A. Adding a GROUP BY clause to calculate the sum of values in a field

  1. Return to Design View (your Query 1 design should still be there) and remove the LAST_NAME and FIRST_NAME fields from the design grid.
  2. With the Design tab selected, click on the Totals button on the right side of the Ribbon in the Show/Hide group of buttons. This will add a Total row to the design grid with each field assigned the value Group By.
  3. Click in the Total cell under the RBI column and select Sum from the drop-down list (note the other options available on this list, especially Avg, Max, and Min).
  4. Grouping by both the player's name and the year won't yield the desired results, since the data in the STATS table are essentially already grouped in that way. We want the sum of the RBI values for each player across all years, so remove the YEAR column from the design grid and remove the >99 from the Criteria row.
  5. Modify the query so that the results are sorted from highest career RBI total to lowest.
    Screen capture of Aggregate SumRBI, sorted from highest career RBI total to lowest.
  6. Run the query and note that the RBI column name defaults to 'SumOfRBI'. You can override this by returning to Design View and entering a custom name (such as CareerRBI) and a colon before the RBI field name (following the PLAYER field example).
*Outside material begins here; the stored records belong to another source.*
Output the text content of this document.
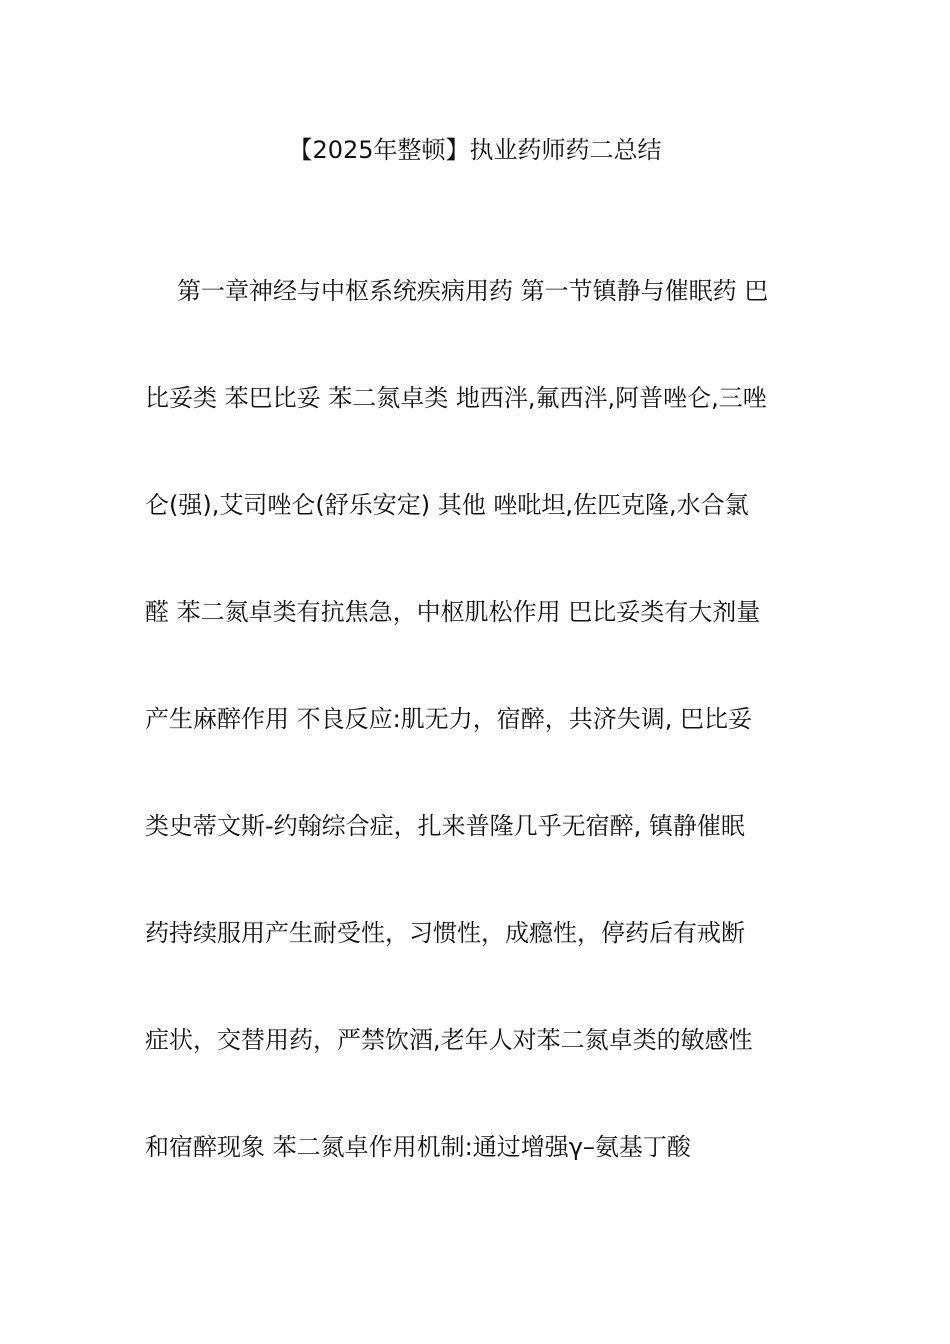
【2025年整顿】执业药师药二总结
第一章神经与中枢系统疾病用药 第一节镇静与催眠药 巴
比妥类 苯巴比妥 苯二氮卓类 地西泮,氟西泮,阿普唑仑,三唑
仑(强),艾司唑仑(舒乐安定) 其他 唑吡坦,佐匹克隆,水合氯
醛 苯二氮卓类有抗焦急，中枢肌松作用 巴比妥类有大剂量
产生麻醉作用 不良反应:肌无力，宿醉，共济失调, 巴比妥
类史蒂文斯-约翰综合症，扎来普隆几乎无宿醉, 镇静催眠
药持续服用产生耐受性，习惯性，成瘾性，停药后有戒断
症状，交替用药，严禁饮酒,老年人对苯二氮卓类的敏感性
和宿醉现象 苯二氮卓作用机制:通过增强γ–氨基丁酸
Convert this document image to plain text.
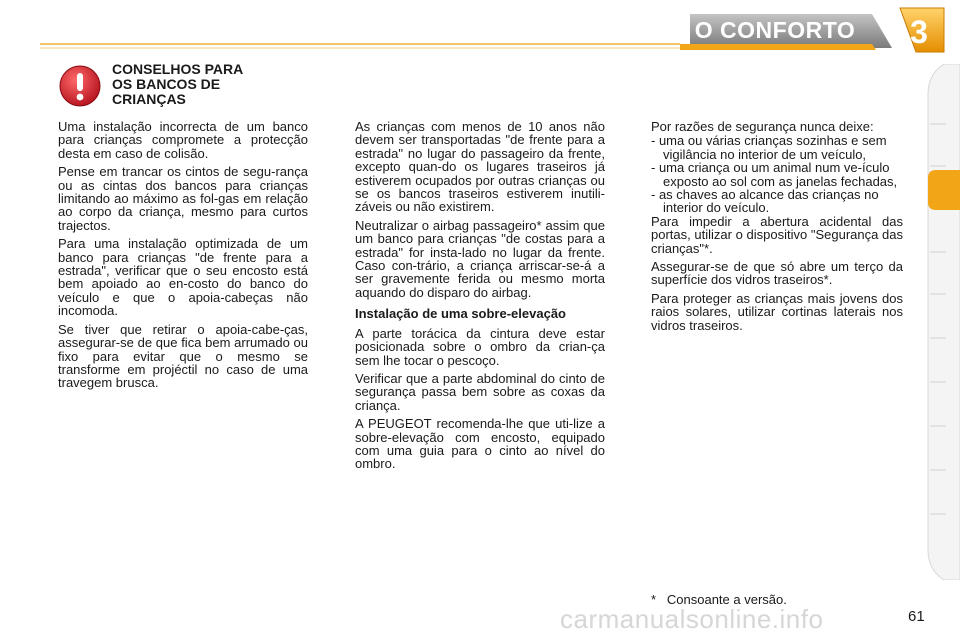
O CONFORTO	3
CONSELHOS PARA
OS BANCOS DE
CRIANÇAS

Uma instalação incorrecta de um banco para crianças compromete a protecção desta em caso de colisão.

Pense em trancar os cintos de segu-rança ou as cintas dos bancos para crianças limitando ao máximo as fol-gas em relação ao corpo da criança, mesmo para curtos trajectos.

Para uma instalação optimizada de um banco para crianças "de frente para a estrada", verificar que o seu encosto está bem apoiado ao en-costo do banco do veículo e que o apoia-cabeças não incomoda.

Se tiver que retirar o apoia-cabe-ças, assegurar-se de que fica bem arrumado ou fixo para evitar que o mesmo se transforme em projéctil no caso de uma travegem brusca.

As crianças com menos de 10 anos não devem ser transportadas "de frente para a estrada" no lugar do passageiro da frente, excepto quan-do os lugares traseiros já estiverem ocupados por outras crianças ou se os bancos traseiros estiverem inutili-záveis ou não existirem.

Neutralizar o airbag passageiro* assim que um banco para crianças "de costas para a estrada" for insta-lado no lugar da frente. Caso con-trário, a criança arriscar-se-á a ser gravemente ferida ou mesmo morta aquando do disparo do airbag.

Instalação de uma sobre-elevação

A parte torácica da cintura deve estar posicionada sobre o ombro da crian-ça sem lhe tocar o pescoço.

Verificar que a parte abdominal do cinto de segurança passa bem sobre as coxas da criança.

A PEUGEOT recomenda-lhe que uti-lize a sobre-elevação com encosto, equipado com uma guia para o cinto ao nível do ombro.

Por razões de segurança nunca deixe:

- uma ou várias crianças sozinhas e sem vigilância no interior de um veículo,

- uma criança ou um animal num ve-ículo exposto ao sol com as janelas fechadas,

- as chaves ao alcance das crianças no interior do veículo.

Para impedir a abertura acidental das portas, utilizar o dispositivo "Segurança das crianças"*.

Assegurar-se de que só abre um terço da superfície dos vidros traseiros*.

Para proteger as crianças mais jovens dos raios solares, utilizar cortinas laterais nos vidros traseiros.

*   Consoante a versão.
carmanualsonline.info	61
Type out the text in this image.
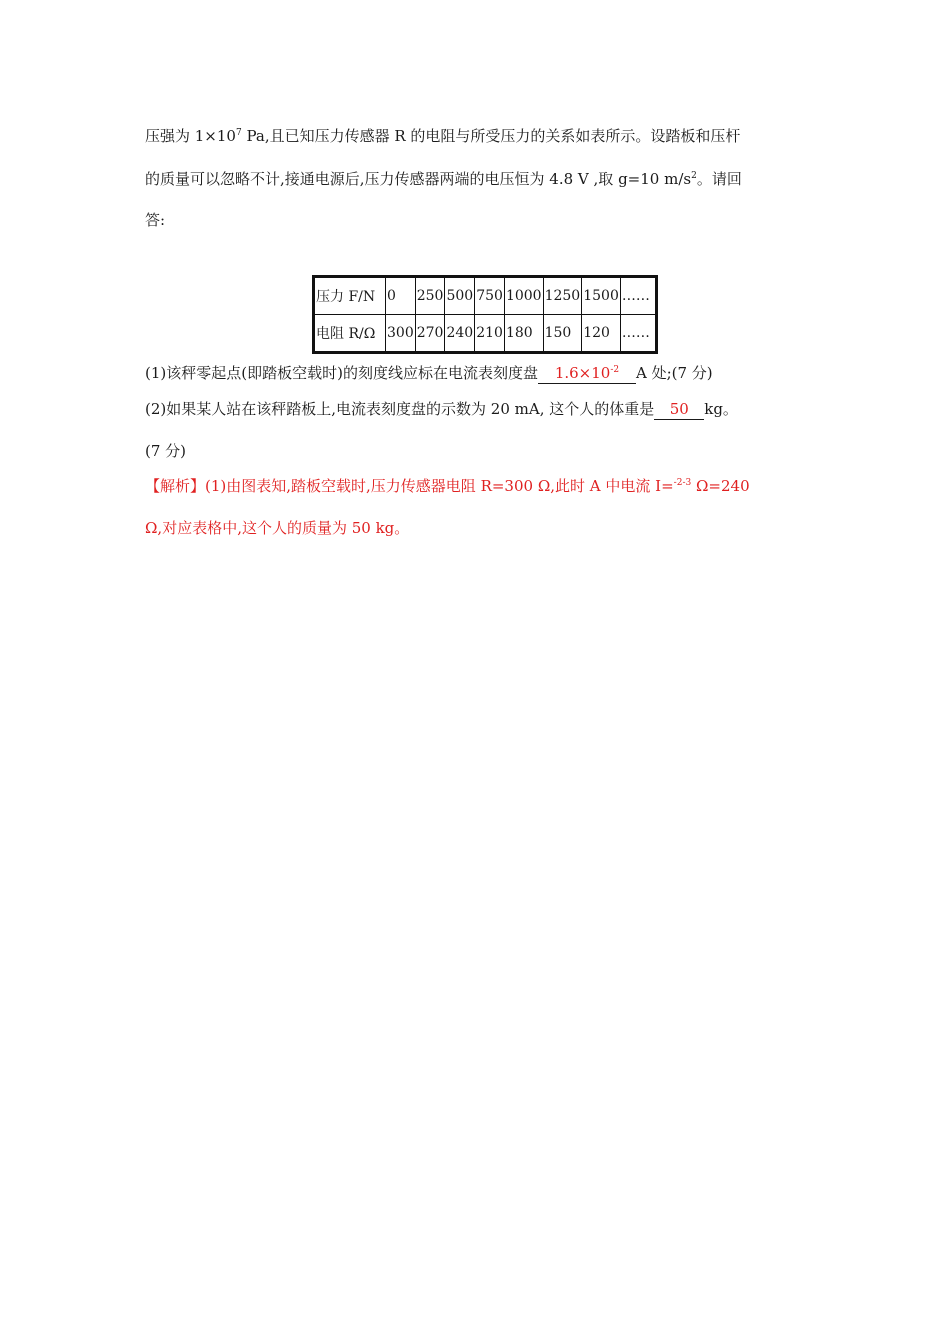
压强为 $1\times 10^7$ Pa,且已知压力传感器 R 的电阻与所受压力的关系如表所示。设踏板和压杆
的质量可以忽略不计,接通电源后,压力传感器两端的电压恒为 4.8 V ,取 g=10 $m/s^2$。请回
答:
压力 F/N	0	250	500	750	1000	1250	1500	……
电阻 R/Ω	300	270	240	210	180	150	120	……
(1)该秤零起点(即踏板空载时)的刻度线应标在电流表刻度盘 $1.6\times 10^{-2}$ A 处;(7 分)
(2)如果某人站在该秤踏板上,电流表刻度盘的示数为 20 mA, 这个人的体重是 50 kg。
(7 分)
【解析】(1)由图表知,踏板空载时,压力传感器电阻 R=300 Ω,此时 A 中电流 I=$^{-2-3}$ Ω=240
Ω,对应表格中,这个人的质量为 50 kg。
B. Use the Expression Builder to perform a calculation based on multiple field values

Home run hitters are often compared based on the frequency of their home run hitting (i.e., 'Player X averages a home run every Y times at bat'). Let's calculate this value for each player and season.

  1. Click on the Totals button on the query Design toolbar to toggle off the Total row in the design grid.
  2. Remove the RBI field from the design grid.
  3. Add the YEAR field to the design grid.
  4. In the third column (which is empty), right-click in the Field cell and click on Build to pull up the Expression Builder as done earlier.
  5. Navigate inside the database and click on STATS to see a list of its fields.
  6. Use the GUI to build the following expression:
     
    ABPERHR: [STATS]![AB]/[STATS]![HR]
  7. If a player had 0 HR in a season, this calculation will generate an error (can't divide by 0, test the query and look for #Div/0!), so add the HR field to the design grid, add >0 to its Criteria cell and uncheck its Show checkbox.
  8. Sort the query results (not shown below) by the ABPERHR value from lowest to highest (since low values are better than high values).
    Screen capture to show Aggregate_ABPERHR, and position of GUI to build the expression.
  9. Run the query and note that the calculated values include several digits after the decimal point. These digits aren't really necessary, so return to Design View, right-click on the ABPERHR field and select Properties.
  10. A Property Sheet pane will appear on the right side of the window. Select Fixed from the Format drop-down list and set the Decimal Places value to 1.
  11. Re-run the query and confirm that you get the desired results.